An important success was achieved by Đorđević et al.
[34] who revealed the possibility to decrease pesticide levels during the fermentation of wheat by yeasts and lactobacilli. When the amounts of pesticides were 15 times above MRL, the degradation rate constants increased by 594% for pirimiphos methyl in the presence of
Saccharomyces cerevisiae, and 469% for chlorpyrifos due to lactic acid fermentation by
Lp. plantarum.
1.4. Tea, Wine, and Fruit Juices
The only report concerning microbial detoxication of tea is that of Deng et al.
[35]. The study proved the degrading ability of the
Aspergillus niger strain YAT in Chinese brick tea. The strain could degrade 54.83% of β-cypermethrin in 7 days and 100% of 3-phenoxybenzoic acid in 22 h during tea fermentation. These results indicate that the
A. niger YAT strain has great potential for bioremediation of pyrethroid insecticides in fermented foods. However, due to safety reasons, this is hardly possible.

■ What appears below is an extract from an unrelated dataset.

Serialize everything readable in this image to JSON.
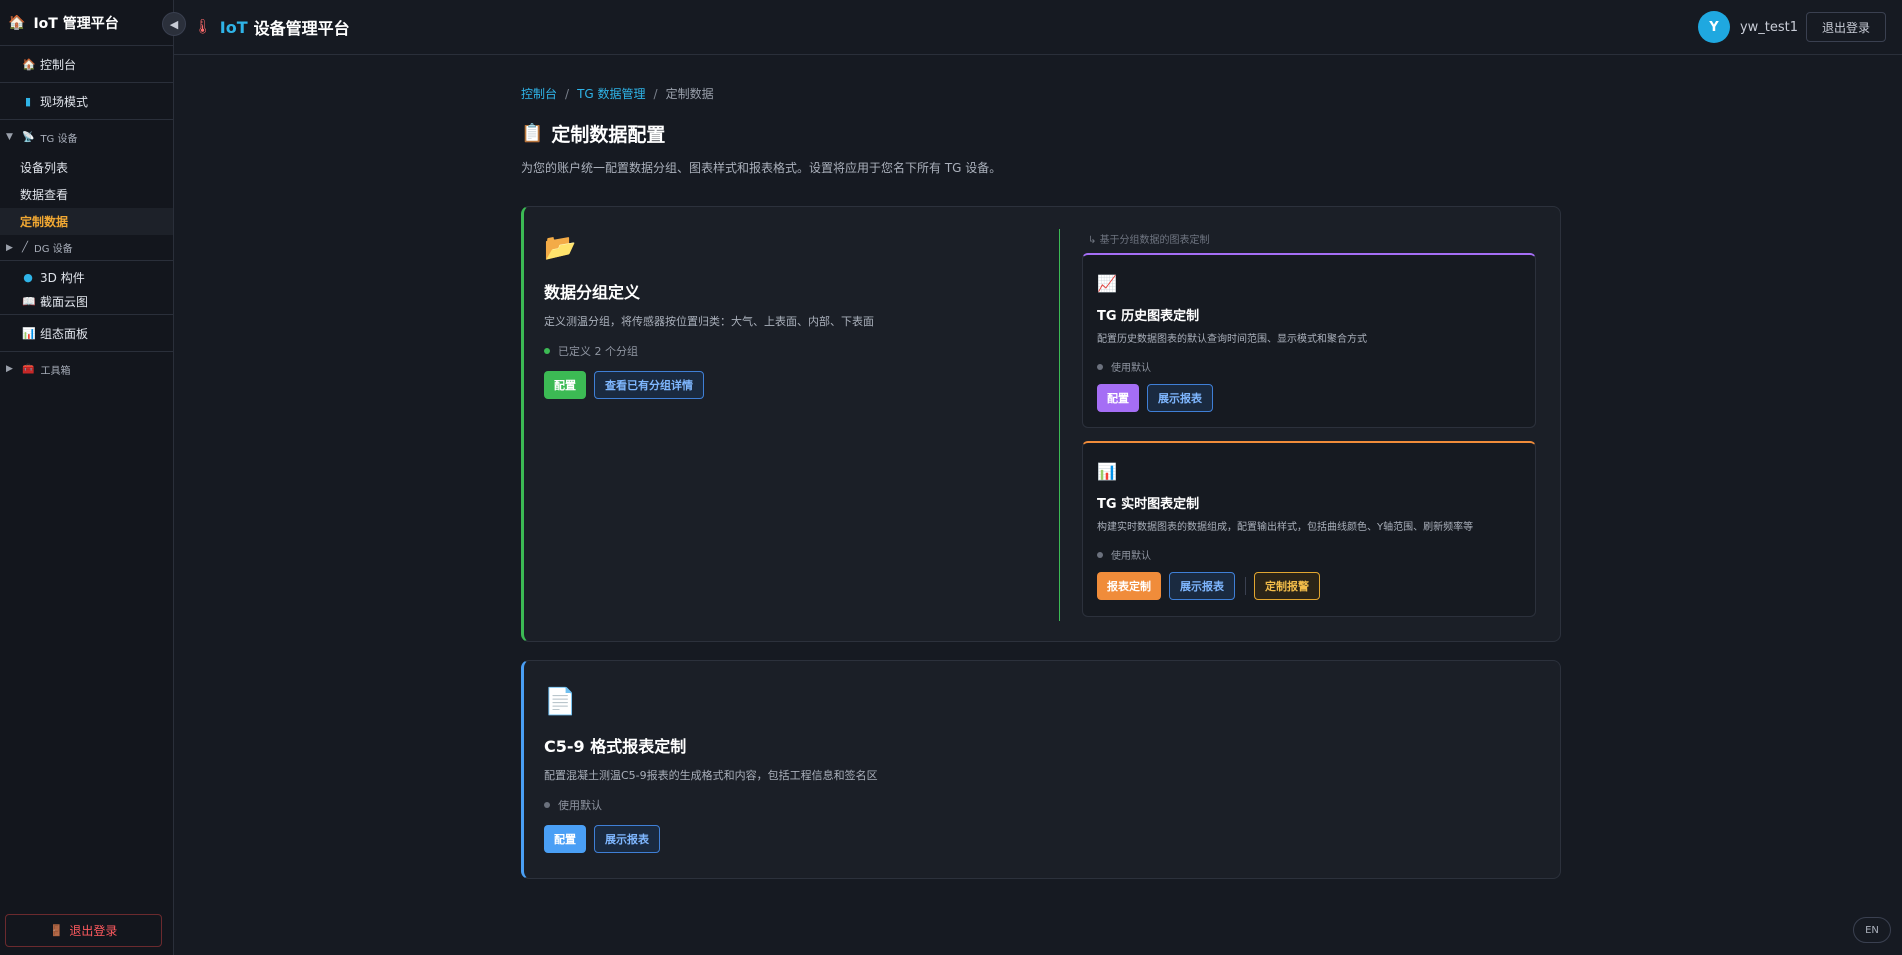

Multiple pesticide residues were found in grapes and wines, such as fungicides boscalid, penconazole, pyrimethanil, fenhexamid, and iprovalicarb
[36]. Actually, 79 different pesticides could be detected in grapes
[37], most of them hindering the proper fermentation process of wine and irreversibly changing its aroma
[38].
LAB species from the genera
Lactobacillus,
Leuconostoc, and
Pediococcus were found to detoxicate red wine.

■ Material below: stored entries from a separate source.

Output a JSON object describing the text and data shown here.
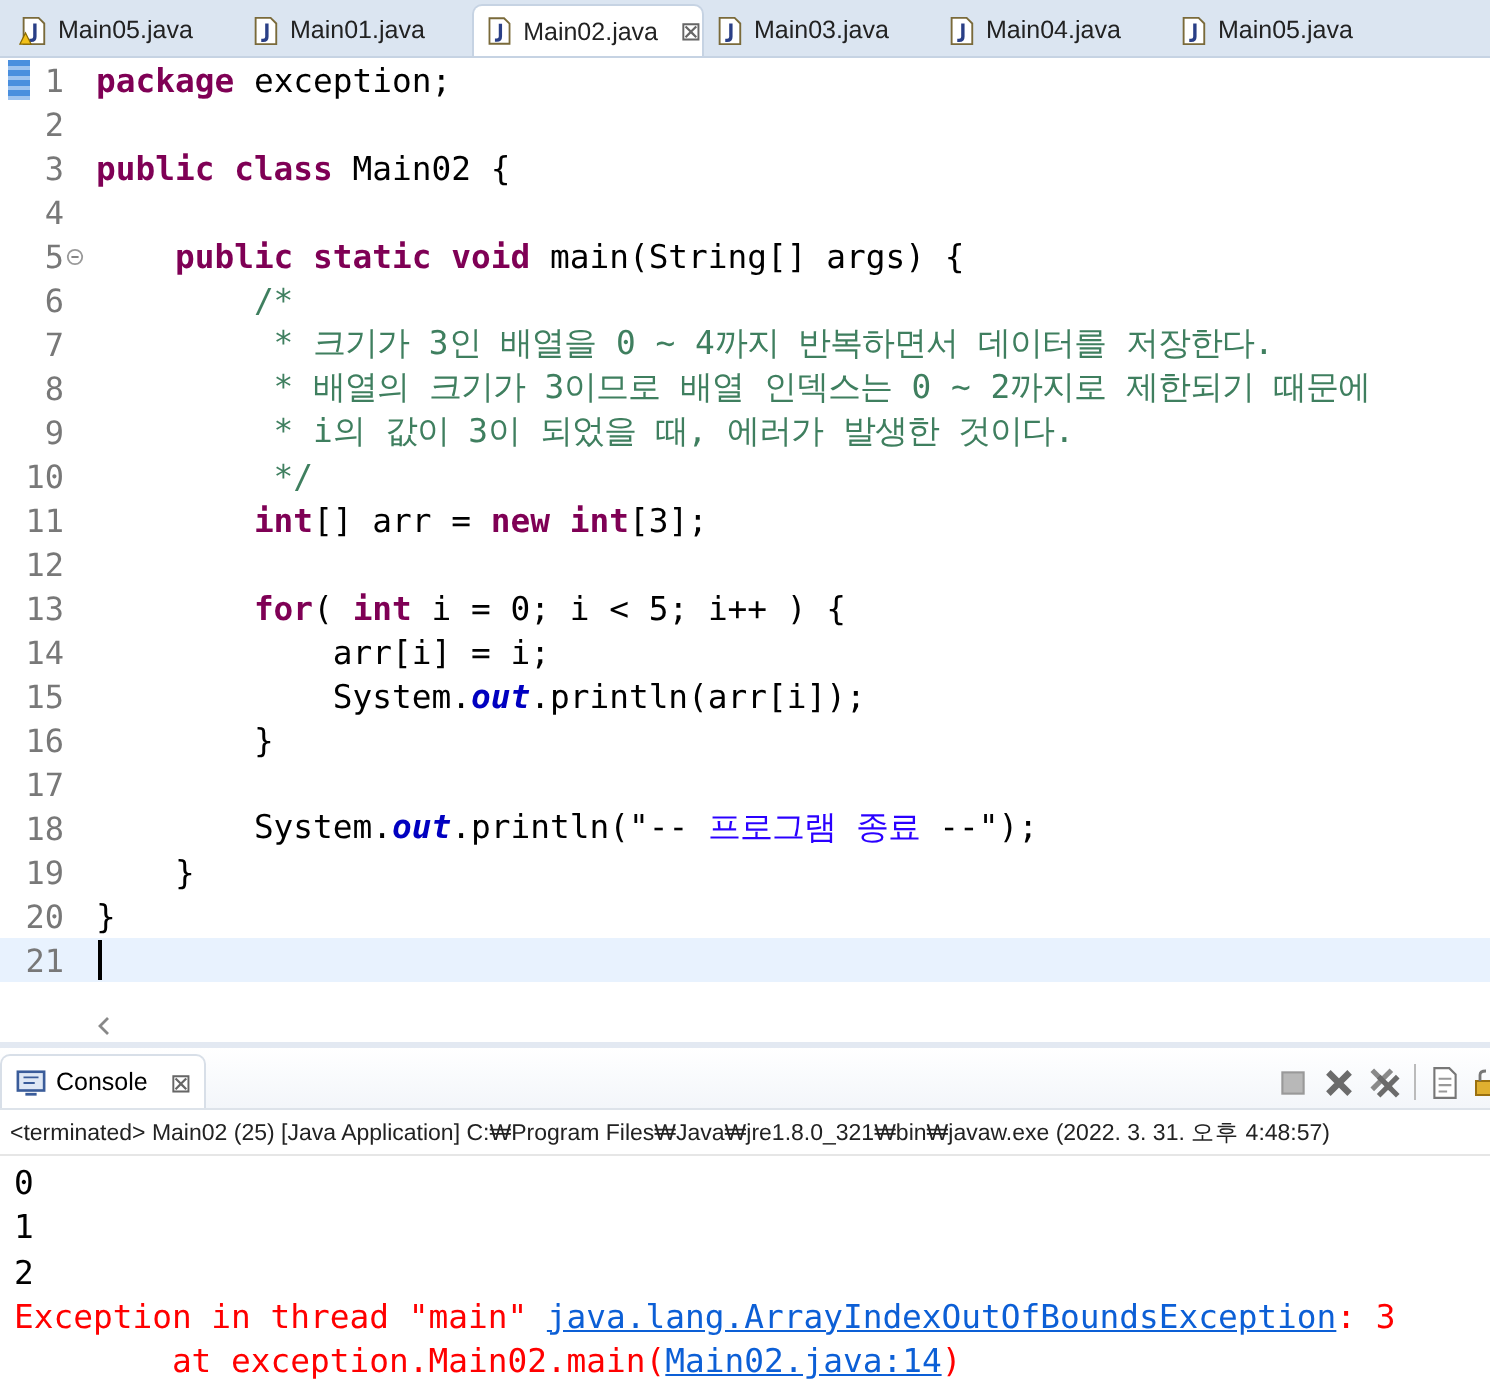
{
  "tabs": [
    {
      "label": "Main05.java",
      "selected": false,
      "warning": true
    },
    {
      "label": "Main01.java",
      "selected": false,
      "warning": false
    },
    {
      "label": "Main02.java",
      "selected": true,
      "warning": false
    },
    {
      "label": "Main03.java",
      "selected": false,
      "warning": false
    },
    {
      "label": "Main04.java",
      "selected": false,
      "warning": false
    },
    {
      "label": "Main05.java",
      "selected": false,
      "warning": false
    }
  ],
  "close_icon": "⊠",
  "editor": {
    "lines": [
      {
        "number": "1",
        "marker": true,
        "fold": false,
        "current": false,
        "tokens": [
          {
            "t": "package",
            "kind": "kw"
          },
          {
            "t": " exception;",
            "kind": "plain"
          }
        ]
      },
      {
        "number": "2",
        "marker": false,
        "fold": false,
        "current": false
      },
      {
        "number": "3",
        "marker": false,
        "fold": false,
        "current": false,
        "tokens": [
          {
            "t": "public class",
            "kind": "kw"
          },
          {
            "t": " Main02 {",
            "kind": "plain"
          }
        ]
      },
      {
        "number": "4",
        "marker": false,
        "fold": false,
        "current": false
      },
      {
        "number": "5",
        "marker": false,
        "fold": true,
        "current": false,
        "tokens": [
          {
            "t": "    public static void",
            "kind": "kw"
          },
          {
            "t": " main(String[] args) {",
            "kind": "plain"
          }
        ]
      },
      {
        "number": "6",
        "marker": false,
        "fold": false,
        "current": false,
        "tokens": [
          {
            "t": "        /*",
            "kind": "comment"
          }
        ]
      },
      {
        "number": "7",
        "marker": false,
        "fold": false,
        "current": false,
        "tokens": [
          {
            "t": "         * 크기가 3인 배열을 0 ~ 4까지 반복하면서 데이터를 저장한다.",
            "kind": "comment"
          }
        ]
      },
      {
        "number": "8",
        "marker": false,
        "fold": false,
        "current": false,
        "tokens": [
          {
            "t": "         * 배열의 크기가 3이므로 배열 인덱스는 0 ~ 2까지로 제한되기 때문에",
            "kind": "comment"
          }
        ]
      },
      {
        "number": "9",
        "marker": false,
        "fold": false,
        "current": false,
        "tokens": [
          {
            "t": "         * i의 값이 3이 되었을 때, 에러가 발생한 것이다.",
            "kind": "comment"
          }
        ]
      },
      {
        "number": "10",
        "marker": false,
        "fold": false,
        "current": false,
        "tokens": [
          {
            "t": "         */",
            "kind": "comment"
          }
        ]
      },
      {
        "number": "11",
        "marker": false,
        "fold": false,
        "current": false,
        "tokens": [
          {
            "t": "        int",
            "kind": "kw"
          },
          {
            "t": "[] arr = ",
            "kind": "plain"
          },
          {
            "t": "new int",
            "kind": "kw"
          },
          {
            "t": "[3];",
            "kind": "plain"
          }
        ]
      },
      {
        "number": "12",
        "marker": false,
        "fold": false,
        "current": false
      },
      {
        "number": "13",
        "marker": false,
        "fold": false,
        "current": false,
        "tokens": [
          {
            "t": "        for",
            "kind": "kw"
          },
          {
            "t": "( ",
            "kind": "plain"
          },
          {
            "t": "int",
            "kind": "kw"
          },
          {
            "t": " i = 0; i < 5; i++ ) {",
            "kind": "plain"
          }
        ]
      },
      {
        "number": "14",
        "marker": false,
        "fold": false,
        "current": false,
        "tokens": [
          {
            "t": "            arr[i] = i;",
            "kind": "plain"
          }
        ]
      },
      {
        "number": "15",
        "marker": false,
        "fold": false,
        "current": false,
        "tokens": [
          {
            "t": "            System.",
            "kind": "plain"
          },
          {
            "t": "out",
            "kind": "field"
          },
          {
            "t": ".println(arr[i]);",
            "kind": "plain"
          }
        ]
      },
      {
        "number": "16",
        "marker": false,
        "fold": false,
        "current": false,
        "tokens": [
          {
            "t": "        }",
            "kind": "plain"
          }
        ]
      },
      {
        "number": "17",
        "marker": false,
        "fold": false,
        "current": false
      },
      {
        "number": "18",
        "marker": false,
        "fold": false,
        "current": false,
        "tokens": [
          {
            "t": "        System.",
            "kind": "plain"
          },
          {
            "t": "out",
            "kind": "field"
          },
          {
            "t": ".println(\"-- ",
            "kind": "plain"
          },
          {
            "t": "프로그램 종료",
            "kind": "string"
          },
          {
            "t": " --\");",
            "kind": "plain"
          }
        ]
      },
      {
        "number": "19",
        "marker": false,
        "fold": false,
        "current": false,
        "tokens": [
          {
            "t": "    }",
            "kind": "plain"
          }
        ]
      },
      {
        "number": "20",
        "marker": false,
        "fold": false,
        "current": false,
        "tokens": [
          {
            "t": "}",
            "kind": "plain"
          }
        ]
      },
      {
        "number": "21",
        "marker": false,
        "fold": false,
        "current": true
      }
    ]
  },
  "console": {
    "tab_label": "Console",
    "close_icon": "⊠",
    "status": "<terminated> Main02 (25) [Java Application] C:₩Program Files₩Java₩jre1.8.0_321₩bin₩javaw.exe (2022. 3. 31. 오후 4:48:57)",
    "output": [
      {
        "kind": "out",
        "parts": [
          {
            "t": "0",
            "link": false
          }
        ]
      },
      {
        "kind": "out",
        "parts": [
          {
            "t": "1",
            "link": false
          }
        ]
      },
      {
        "kind": "out",
        "parts": [
          {
            "t": "2",
            "link": false
          }
        ]
      },
      {
        "kind": "err",
        "parts": [
          {
            "t": "Exception in thread \"main\" ",
            "link": false
          },
          {
            "t": "java.lang.ArrayIndexOutOfBoundsException",
            "link": true
          },
          {
            "t": ": 3",
            "link": false
          }
        ]
      },
      {
        "kind": "err",
        "parts": [
          {
            "t": "        at exception.Main02.main(",
            "link": false
          },
          {
            "t": "Main02.java:14",
            "link": true
          },
          {
            "t": ")",
            "link": false
          }
        ]
      }
    ]
  }
}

Oenococcus oeni, the most promising species, was able to significantly reduce the concentrations of chlorpyrifos, dicofol, chlorothalonil, and procymidone by 70, 40, 35, and 25%, respectively
[39]. Another study by González-Rodríguez et al.
[40] reported about 86% decrease in tebuconazole during coupled fermentation of red wine by
Saccharomyces cerevisiae and
O. oeni.
Rezaei et al.
[41] investigated the ability of probiotic
L. acidophilus to detoxify apple juice from diazinon (1–5 mg/L). The strain efficiently reduced the pesticide concentration after 72 h and eliminated all traces of it after 28 days of cold storage.
1.5. Meat and Sausages
Abou-Arab et al.
[42] investigated the effect of starter cultures on the degradation of DDT and lindane during the fermentation of meat products and sausages. When
Lp. plantarum and
Micrococcus varians were used as a starter culture and the meat fermentation was prolonged for 72 h, the DDT amount was reduced by 10%, and lindane by 18%.

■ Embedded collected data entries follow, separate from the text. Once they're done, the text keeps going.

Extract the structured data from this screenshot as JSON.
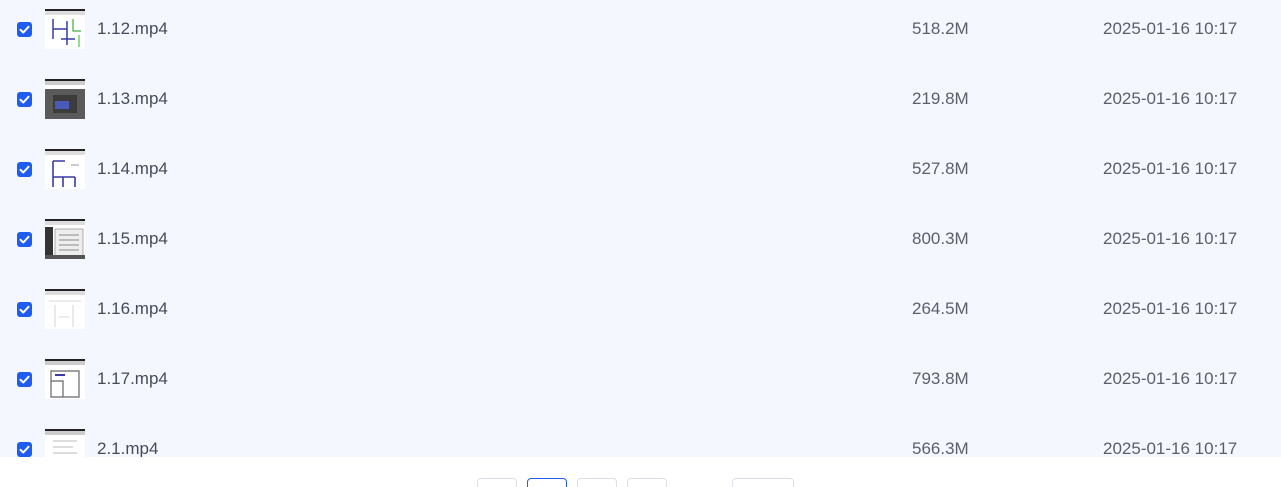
{
  "files": [
    {
      "name": "1.12.mp4",
      "size": "518.2M",
      "modified": "2025-01-16 10:17",
      "checked": true,
      "thumbnail": "floorplan-blue-green"
    },
    {
      "name": "1.13.mp4",
      "size": "219.8M",
      "modified": "2025-01-16 10:17",
      "checked": true,
      "thumbnail": "3d-render-dark"
    },
    {
      "name": "1.14.mp4",
      "size": "527.8M",
      "modified": "2025-01-16 10:17",
      "checked": true,
      "thumbnail": "floorplan-blue"
    },
    {
      "name": "1.15.mp4",
      "size": "800.3M",
      "modified": "2025-01-16 10:17",
      "checked": true,
      "thumbnail": "settings-dialog"
    },
    {
      "name": "1.16.mp4",
      "size": "264.5M",
      "modified": "2025-01-16 10:17",
      "checked": true,
      "thumbnail": "blank-drawing"
    },
    {
      "name": "1.17.mp4",
      "size": "793.8M",
      "modified": "2025-01-16 10:17",
      "checked": true,
      "thumbnail": "floorplan-outline"
    },
    {
      "name": "2.1.mp4",
      "size": "566.3M",
      "modified": "2025-01-16 10:17",
      "checked": true,
      "thumbnail": "document-page"
    }
  ],
  "pagination": {
    "controls": [
      "prev",
      "page",
      "page",
      "page",
      "jump"
    ],
    "active_index": 1
  },
  "colors": {
    "accent": "#1f5cf0",
    "list_background": "#f5f7ff",
    "text": "#454b57"
  }
}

2. Molecular Mechanisms of Pesticides Degradation
Many microbial species involved in food fermentation can metabolize a broad spectrum of pesticides and use them as carbon and energy sources
[43]. The major enzymes involved in pesticide degradation belong to the group of phosphoric monoester hydrolases (EC 3.1.3), such as alkaline phosphatase (EC 3.1.3.1), acid phosphatase (EC 3.1.3.2), and phosphoric triester hydrolases (EC 3.1.8), for example, organophosphate hydrolase (OPH, EC 3.1.8.1) and organophosphorus acid anhydrolase (OPAA, EC 3.1.8.2)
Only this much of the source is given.